But that was not enough. Joe knew it, and every member of the team, as well as the clamoring crowd in grandstand and bleachers, knew it too.

Three, four, five innings passed without changing the score. Then in the first part of the sixth Neale of the Bostons knocked a homer that made wild men of their little band of supporters.

Three to nothing the score stood now, in the first half of the sixth, and the Giants were in the throes of what promised to be a first-class slump.

“Looks as if you had to carry the whole team on your shoulders, Joe,” said Robbie, adding, with a comprehensive glance: “They look broad enough to stand it, at that. Listen, Joe, pretty soon you’re going behind that bat and you’re going to smash that score into little bits and make a brand new one, understand?”

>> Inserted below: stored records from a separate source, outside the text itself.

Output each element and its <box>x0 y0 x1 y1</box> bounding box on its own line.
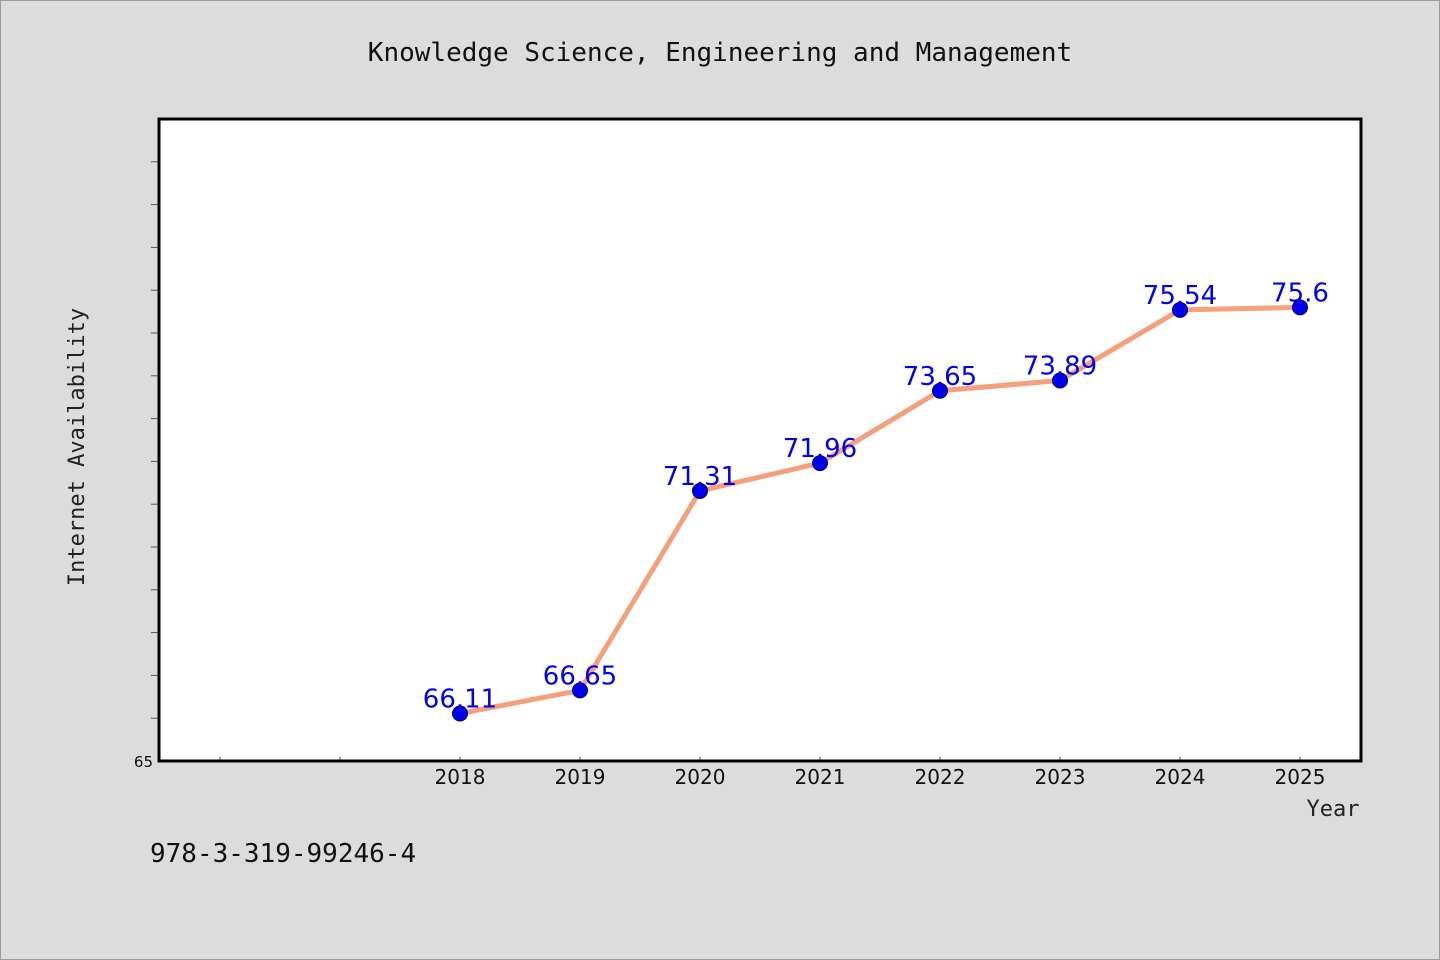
data-point <box>812 455 828 472</box>
chart-title: Knowledge Science, Engineering and Manag… <box>368 38 1072 68</box>
data-point <box>932 382 948 399</box>
data-series <box>452 299 1308 722</box>
x-axis-tick-label: 2022 <box>915 765 966 789</box>
data-label: 73.89 <box>1023 352 1097 382</box>
x-axis-tick-label: 2020 <box>675 765 726 789</box>
plot-border <box>157 117 1363 763</box>
plot-area <box>159 119 1361 761</box>
data-point <box>572 682 588 699</box>
data-label: 75.54 <box>1143 281 1217 311</box>
y-axis-tick-label: 65 <box>134 753 153 771</box>
data-label: 75.6 <box>1271 278 1329 308</box>
series-line <box>457 304 1303 716</box>
x-axis-tick-label: 2025 <box>1275 765 1326 789</box>
data-point <box>1292 299 1308 316</box>
x-axis-tick-label: 2023 <box>1035 765 1086 789</box>
x-axis-tick-label: 2024 <box>1155 765 1206 789</box>
data-labels: 66.11 66.65 71.31 71.96 73.65 73.89 75.54 75.6 <box>423 278 1329 714</box>
isbn-footer: 978-3-319-99246-4 <box>150 839 416 869</box>
data-point <box>452 705 468 722</box>
data-label: 71.96 <box>783 434 857 464</box>
x-axis-label: Year <box>1307 797 1360 822</box>
data-label: 73.65 <box>903 362 977 392</box>
data-point <box>1172 301 1188 318</box>
y-axis-label: Internet Availability <box>65 308 90 586</box>
axes: 65 2018 2019 2020 2021 2022 2023 2024 2025 <box>134 161 1326 789</box>
x-axis-tick-label: 2018 <box>435 765 486 789</box>
data-point <box>1052 372 1068 389</box>
data-label: 66.65 <box>543 661 617 691</box>
data-label: 66.11 <box>423 684 497 714</box>
x-axis-tick-label: 2021 <box>795 765 846 789</box>
data-point <box>692 482 708 499</box>
x-axis-tick-label: 2019 <box>555 765 606 789</box>
data-label: 71.31 <box>663 462 737 492</box>
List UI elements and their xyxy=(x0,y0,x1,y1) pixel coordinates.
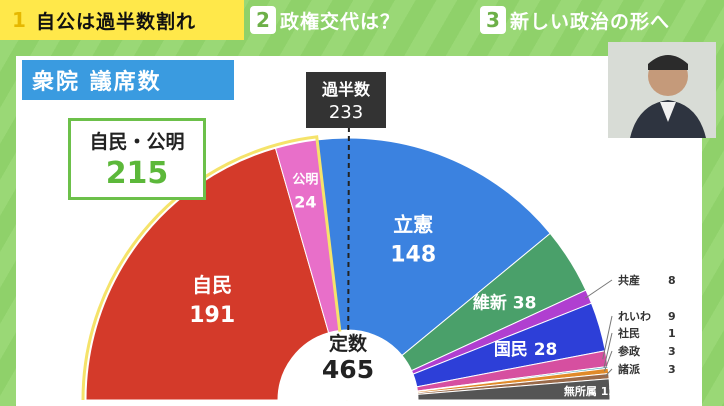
tab-number: 2 xyxy=(250,6,276,34)
coalition-label: 自民・公明 xyxy=(89,131,185,153)
presenter-image xyxy=(608,42,716,138)
small-value-8: 3 xyxy=(668,345,676,358)
leader-line-4 xyxy=(584,279,613,299)
chart-title-box: 衆院 議席数 xyxy=(22,60,234,100)
leader-line-9 xyxy=(604,368,613,377)
majority-box: 過半数 233 xyxy=(306,72,386,128)
small-name-7: 社民 xyxy=(617,326,640,340)
tab-label: 新しい政治の形へ xyxy=(510,10,671,33)
slice-value-0: 191 xyxy=(189,303,235,328)
leader-line-8 xyxy=(603,350,613,372)
chart-title: 衆院 議席数 xyxy=(32,70,162,95)
total-label: 定数 xyxy=(329,332,368,355)
coalition-outline xyxy=(81,135,350,401)
center-disc xyxy=(279,331,417,400)
tab-number: 3 xyxy=(480,6,506,34)
leader-line-7 xyxy=(603,332,613,368)
majority-label: 過半数 xyxy=(321,80,370,99)
tab-number: 1 xyxy=(12,8,26,32)
slice-name-2: 立憲 xyxy=(393,213,433,237)
coalition-value: 215 xyxy=(105,156,169,191)
slice-10 xyxy=(417,378,611,401)
majority-value: 233 xyxy=(328,102,364,123)
topic-bar: 1 自公は過半数割れ 2 政権交代は？ 3 新しい政治の形へ xyxy=(0,0,724,40)
total-value: 465 xyxy=(322,355,374,384)
small-name-4: 共産 xyxy=(618,273,640,287)
tab-topic-3[interactable]: 3 新しい政治の形へ xyxy=(474,0,724,40)
small-value-6: 9 xyxy=(668,310,676,323)
slice-name-1: 公明 xyxy=(292,172,318,187)
tab-topic-1[interactable]: 1 自公は過半数割れ xyxy=(0,0,244,40)
slice-value-1: 24 xyxy=(294,192,316,211)
slice-label-10: 無所属 12 xyxy=(564,384,616,398)
slice-label-3: 維新 38 xyxy=(473,293,537,314)
leader-line-6 xyxy=(602,315,613,360)
small-value-9: 3 xyxy=(668,363,676,376)
majority-line xyxy=(347,127,350,331)
small-value-4: 8 xyxy=(668,274,676,287)
tab-topic-2[interactable]: 2 政権交代は？ xyxy=(244,0,474,40)
slice-value-2: 148 xyxy=(390,243,436,268)
small-value-7: 1 xyxy=(668,327,676,340)
slice-2 xyxy=(316,137,551,357)
coalition-box: 自民・公明 215 xyxy=(68,118,206,200)
slice-label-5: 国民 28 xyxy=(494,340,558,360)
small-name-9: 諸派 xyxy=(618,362,641,376)
slice-name-0: 自民 xyxy=(192,273,232,297)
tab-label: 政権交代は？ xyxy=(280,10,401,33)
tab-label: 自公は過半数割れ xyxy=(36,10,197,33)
small-name-6: れいわ xyxy=(618,310,651,323)
slice-0 xyxy=(85,147,330,401)
small-name-8: 参政 xyxy=(618,344,641,358)
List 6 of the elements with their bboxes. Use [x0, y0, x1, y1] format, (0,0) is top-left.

And Joe did. He waited till he was sure of his ball, and then with all the weight of his shoulders behind it he caught the ball squarely on the end of his bat, sent it winging skyward as though its ambition were to see just how far up in the clouds it could go and manage to get back to earth at all.

At the crack of the bat Joe started and reached home without sliding just as the ball connected with the catcher’s glove.

The crowd went mad. There was a storm of cheering and stamping and frantic yells, but Joe took no notice of them. He was thinking of Mabel. Was his little wife waiting for him, wondering why he did not come, perhaps reproaching him?

At the end of the sixth the score stood as Joe had made it: 3 to 1 in favor of Boston. In various innings there had been men on first and second and, at one time, on all three, but, somehow, they fell just short of scoring.

“It’s just what I tell you, Joe,” growled Robbie. “You have to carry the whole team. You give them an opening and they don’t even see it.”